Book 1 of THE GAIA WARS series, by Kenneth G. Bennett is no more of a complete novel than was THE FELLOWSHIP OF THE RING (see my review of Book 2, below). but the series is solid. I like the protagonist, Warren, and there is good characterization and plot. Be aware that this is unashamedly a Young Adult book, with YA themes and very suitable for the hard to select books for ten-to-twelve-year-old market. Add a star if you love the great outdoors, for the main character, orphaned 13-year-old Warren, is an avid outdoorsman like his uncle and deceased parents. What starts out as a small Cascadian town on the edge of the wilderness fighting development by an unscrupulous businessman soon turns into much more. I should note that the story never devolves into eco-preaching like Avatar or Ferngully: The Last Rainforest.
Warren finds a 500-year-old skeleton with a couple of artifacts, but he can only stop to grab one atrifact as he is being chased by the bullying son of the developer after a prank backfires. Warren hides his find: a gold seven-sided disk with seven purple stones and a flat obsidian in the middle. He prank gets him in trouble with the law, and he ends up doing community service in a nursing home.
The mystery of the residents and workers at the home centers around a young woman with amnesia who lives there. It turns on the artifact, which is a key to a number of centuries-old mysteries that may or may not be tied to alien visitors, manifestations of an earth goddess, and deadly danger.
I’m reviewing this in tandem with THE BATTLE FOR CASCADIA, The Second Book of the Gaia Wars. They are really one novel split into two halves, and should be purchased and read together. Again, it’s YA – but then so are the Harry Potter books so don’t let that stop you.

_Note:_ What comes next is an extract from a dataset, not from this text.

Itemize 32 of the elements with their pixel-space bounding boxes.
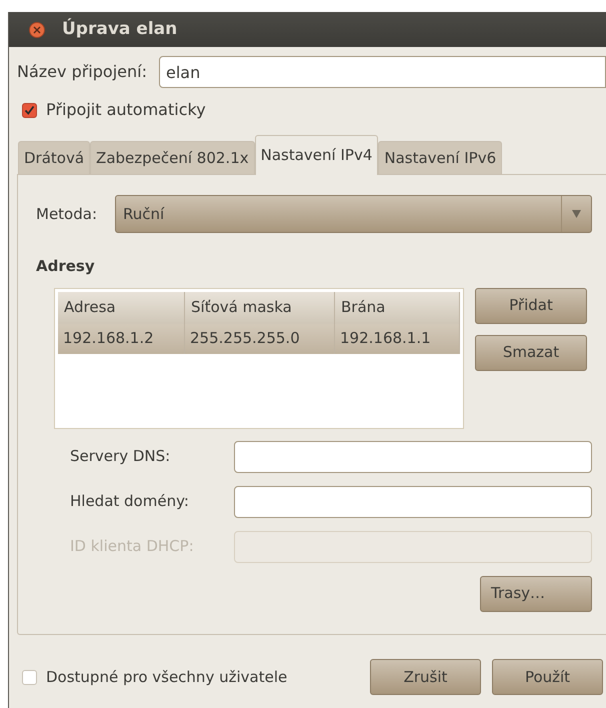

The characters from Book one, above, are in a fight for their lives. The developer has been possessed, for lack of a better word, by an exploiting personality, and is raising an army of super-soldiers grown as pod people that can take the identity of anyone they touch. This villain wants the artifact, as it is a key, and he will stop at nothing; the woman with amnesia is also a key. Local law enforcement, the Marines, FBI, and the air force cannot even slow him down. There’s a chase scene with a UPS truck (a literary first, as far as I know), and a trail of bodies all arrowing toward young Warren and his unlikely allies, the artifact, and the woman with amnesia. They are trying to get her to remember who she is before the possessed developer and his hordes reach her: only she, with Warren’s help and the artifact, can stop someone who will destroy the world if he cannot enslave it.
Lots of imaginative world building went into this series. Consider buying it for the tweens on your Christmas list, and expect them to request the next book in the series when it comes out, because THE BATTLE FOR CASCADIA ends with a scene as suggestive as Darth Vader escaping the Death Star.